Harry Johnson

Personal information
- Date of birth: 4 January 1899
- Place of birth: Ecclesfield, Sheffield, England
- Date of death: May 1981 (aged 82)
- Height: 5 ft 9 in (1.75 m)
- Position: Striker

Youth career
- Ecclesfield

Senior career*
- Years: Team / Apps / (Gls)
- 1916–1931: Sheffield United / 313 / (201)
- 1932–1935: Mansfield Town / 163 / (104)
- Total:  / 476 / (305)

= Harry Johnson (footballer, born 1899) =

English footballer

Harry Johnson (4 January 1899 – May 1981) was an English footballer who played as a striker for Sheffield United and Mansfield Town.

==Career==
===Sheffield United===

Johnson played for Sheffield United between 1916 and 1931. He is Sheffield United's all-time top goalscorer with 201 goals. He played his first match in United colours for a Reserve side at Heckmondwike, and upset the home fans who "displayed a certain amount of animosity," and one irate man even waved an unloaded gun at him.

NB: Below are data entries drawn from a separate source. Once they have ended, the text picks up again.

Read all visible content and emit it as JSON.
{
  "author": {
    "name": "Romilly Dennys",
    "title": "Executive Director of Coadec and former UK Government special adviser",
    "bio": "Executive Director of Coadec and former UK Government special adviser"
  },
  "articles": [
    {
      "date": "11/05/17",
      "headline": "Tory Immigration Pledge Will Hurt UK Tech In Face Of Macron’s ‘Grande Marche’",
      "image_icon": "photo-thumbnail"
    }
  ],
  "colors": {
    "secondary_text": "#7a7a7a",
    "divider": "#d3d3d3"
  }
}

Johnson was an FA Cup winner with The Blades when they beat Cardiff City in 1925 and also represented The Football League

===Mansfield Town===

He played for Mansfield Town between 1932 and 1935, for which he is also all-time top goalscorer with 114 goals in all competitions.

==Personal life==
His father, also known as Harry (although his birth forename was William), also played for Sheffield United and gained six caps for England as well as appearing in three FA Cup Finals, winning two Winners medals, a League Championship Winners medal in 1898 whilst also representing the Football League. His younger brother Tom also played for the Blades, appearing in the 1936 FA Cup Final v Arsenal and also captaining the team to promotion in 1939.